March 31, 2017 Facebook Twitter LinkedIn Google+ Uncategorized

Keith Ingold awarded a gold medal

Dr. Keith Ingold one of Honey Gables’ earliest residents, has recently been awarded a gold medal

One of our neighbours, indeed one of Honey Gables’ earliest residents, has recently been awarded the British Royal Society of Chemistry’s Sir Derek Barton 2016 Gold Medal in recognition of his “fundamental contributions to the understanding of free radical chemistry”.




Dr. Keith Ingold, whose lengthy career with Canada’s National Research Council continues on a part-time basis, was in London this past week to receive the award in the company of his daughter Diana Pratt, also of Honey Gables, and his sister Dilys of deepest, darkest Sussex in Great Britain. A brief biography, one prepared by the Royal Society with Dr.
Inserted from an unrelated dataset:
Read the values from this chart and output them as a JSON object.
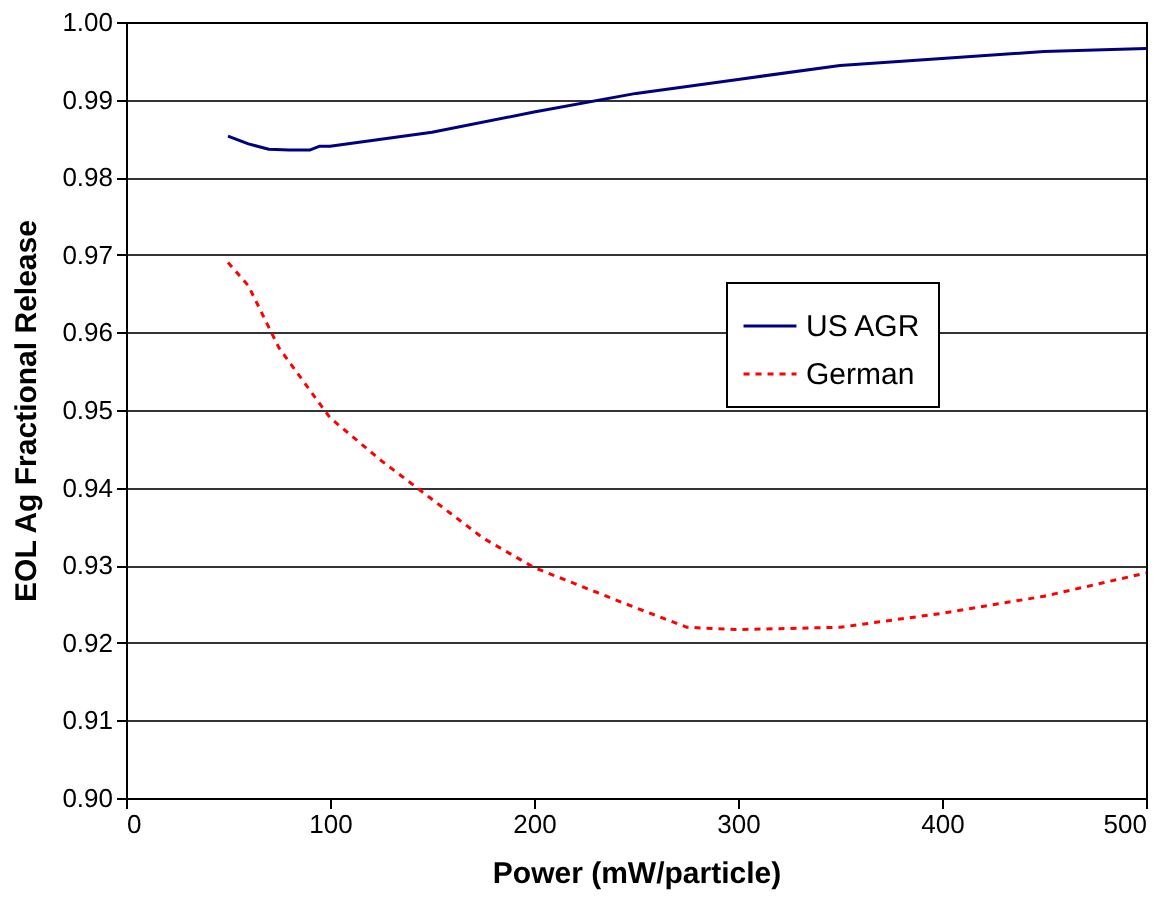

Ingold’s input, and a photo taken at the event are set out below

Keith Ingold was born in 1929 in Leeds to two very distinguished research chemists, Edith Hilda (Usherwood) Ingold and Christopher Kelk Ingold. Having no desire to play cricket for Yorkshire, or anywhere else, he fussed in his crib until his parents gave in and the family moved to London. He was then about one year old. Between the ages of 10 and 17, Keith attended at least seven different schools – wartime disruptions rather than (well-deserved) expulsions.


From high school he moved to University College London, graduating with a BSc (Hon Chem) in 1949. Two years at Oxford provided a shining new DPhil which allowed him to immigrate to Canada in 1951 and start his career at the National Research Council of Canada (NRC). After four years of post-doctoral work (Ottawa and Vancouver) he accepted a position in the NRC’s Division of Applied Chemistry. He retired (sort of) from the NRC on his 81st birthday.